Although we are still at the dawn of digital epidemiology, the large amount of data and the speed with which it can be transmitted and analyzed will be very useful to anticipate and track future epidemics, as we are already beginning to see. Even so, there are a series of limitations that must be taken into account. Chief among them are the reliability and accuracy of the data and models generated, as seen in the case of Google Flu Trends, and issues relating to the privacy and security of users who contribute and provide their data.
Reliability and limits
For models based on Internet search engines to be reliable, they must test sets of keywords to choose those that best represent the evolution of real data. For example, the economist and professor at the University of Navarra, Francesc Pujol, in a recent article published on his blog, has used the public access tool Google Trends (Google Search Trends), which shows the evolution of search terms. most popular searches in a specific period of time, to see if there are correlations between searches and flu or covid cases. In his analysis, Pujol uses simple terms such as 'flu', 'covid', or 'covid symptoms' in isolation, and finds a series of illustrative correlations with waves of flu, in the past, or of covid, from 2020. These are still curiosities that, as was revealed with the much more complex Google Flu Trends model (based on 45 key phrases), reality may sooner or later end up disproving.
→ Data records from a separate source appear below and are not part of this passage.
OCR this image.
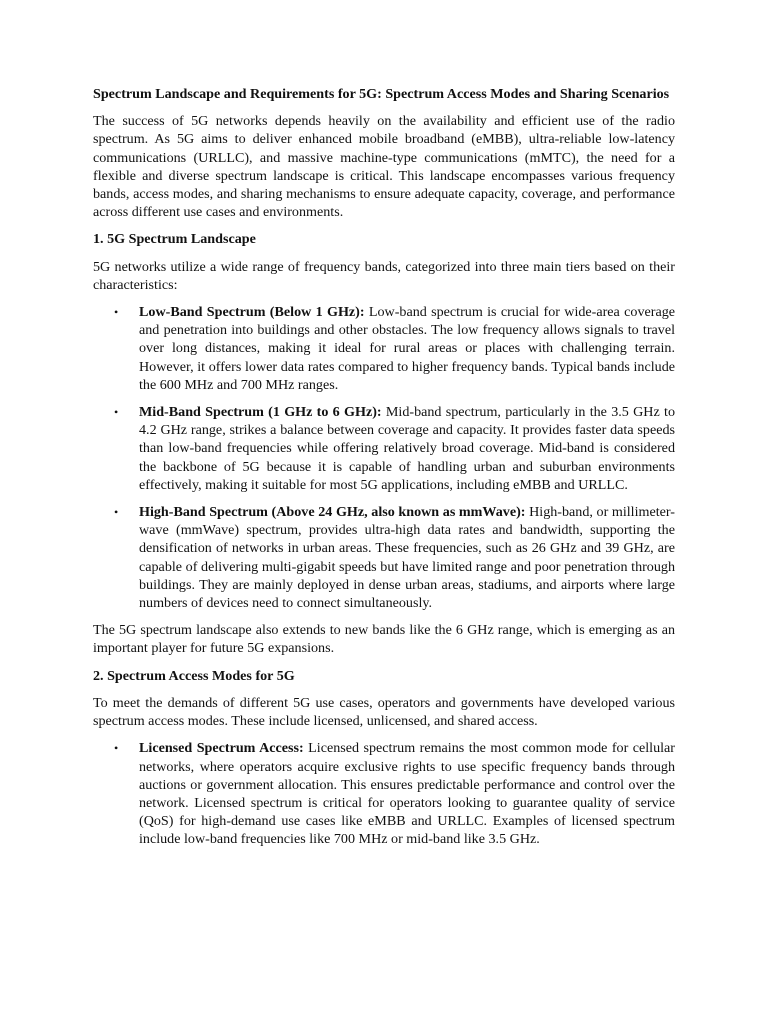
Spectrum Landscape and Requirements for 5G: Spectrum Access Modes and Sharing Scenarios

The success of 5G networks depends heavily on the availability and efficient use of the radio spectrum. As 5G aims to deliver enhanced mobile broadband (eMBB), ultra-reliable low-latency communications (URLLC), and massive machine-type communications (mMTC), the need for a flexible and diverse spectrum landscape is critical. This landscape encompasses various frequency bands, access modes, and sharing mechanisms to ensure adequate capacity, coverage, and performance across different use cases and environments.

1. 5G Spectrum Landscape

5G networks utilize a wide range of frequency bands, categorized into three main tiers based on their characteristics:

• Low-Band Spectrum (Below 1 GHz): Low-band spectrum is crucial for wide-area coverage and penetration into buildings and other obstacles. The low frequency allows signals to travel over long distances, making it ideal for rural areas or places with challenging terrain. However, it offers lower data rates compared to higher frequency bands. Typical bands include the 600 MHz and 700 MHz ranges.
• Mid-Band Spectrum (1 GHz to 6 GHz): Mid-band spectrum, particularly in the 3.5 GHz to 4.2 GHz range, strikes a balance between coverage and capacity. It provides faster data speeds than low-band frequencies while offering relatively broad coverage. Mid-band is considered the backbone of 5G because it is capable of handling urban and suburban environments effectively, making it suitable for most 5G applications, including eMBB and URLLC.
• High-Band Spectrum (Above 24 GHz, also known as mmWave): High-band, or millimeter-wave (mmWave) spectrum, provides ultra-high data rates and bandwidth, supporting the densification of networks in urban areas. These frequencies, such as 26 GHz and 39 GHz, are capable of delivering multi-gigabit speeds but have limited range and poor penetration through buildings. They are mainly deployed in dense urban areas, stadiums, and airports where large numbers of devices need to connect simultaneously.

The 5G spectrum landscape also extends to new bands like the 6 GHz range, which is emerging as an important player for future 5G expansions.

2. Spectrum Access Modes for 5G

To meet the demands of different 5G use cases, operators and governments have developed various spectrum access modes. These include licensed, unlicensed, and shared access.

• Licensed Spectrum Access: Licensed spectrum remains the most common mode for cellular networks, where operators acquire exclusive rights to use specific frequency bands through auctions or government allocation. This ensures predictable performance and control over the network. Licensed spectrum is critical for operators looking to guarantee quality of service (QoS) for high-demand use cases like eMBB and URLLC. Examples of licensed spectrum include low-band frequencies like 700 MHz or mid-band like 3.5 GHz.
For example, some predictions may overestimate the number of cases because users search online for information about the disease after it has been reported in the news, and not because they actually have symptoms. In other situations the explanation is more fun; like in 2007, when in the United States there was a spike in Google searches for the word 'cholera' not because of an outbreak of the disease, but because the television presenter Oprah Winfrey had recommended Gabriel García Márquez's novel 'Love in the times of cholera' in his book club.
Thus, to avoid these confusions, more reliable models will be necessary that use artificial intelligence algorithms that learn from large amounts of data and adapt to the real dynamics they try to predict, which are complex. HealthMap already uses them and, from a database of millions of articles describing real infection outbreaks labeled and categorized by its team of researchers, its system learns to distinguish useful information from spurious one.
Another limitation is that the information collected is not representative of the entire population. Depending on the search engine or social network used, groups of people may be left out of the models due to their age, sex, language or socioeconomic level, among others, and, therefore, the models derived will be condemned to failure. In certain social networks it has been seen that the majority of contributions come only from a small fraction of people, around 10%, which represents the most active users. Social networks are also a source of fake news and hoaxes that can introduce background noise to predictive models.
Another problem is the risk to the privacy of users, for example when geolocation data from mobile phones is used to track cases and contacts in an epidemic or the 'digital crumbs' that we leave on our walks through the city are used. grid. The aggregate and anonymous use of this data must be guaranteed and that the rights of users, including their privacy, are preserved.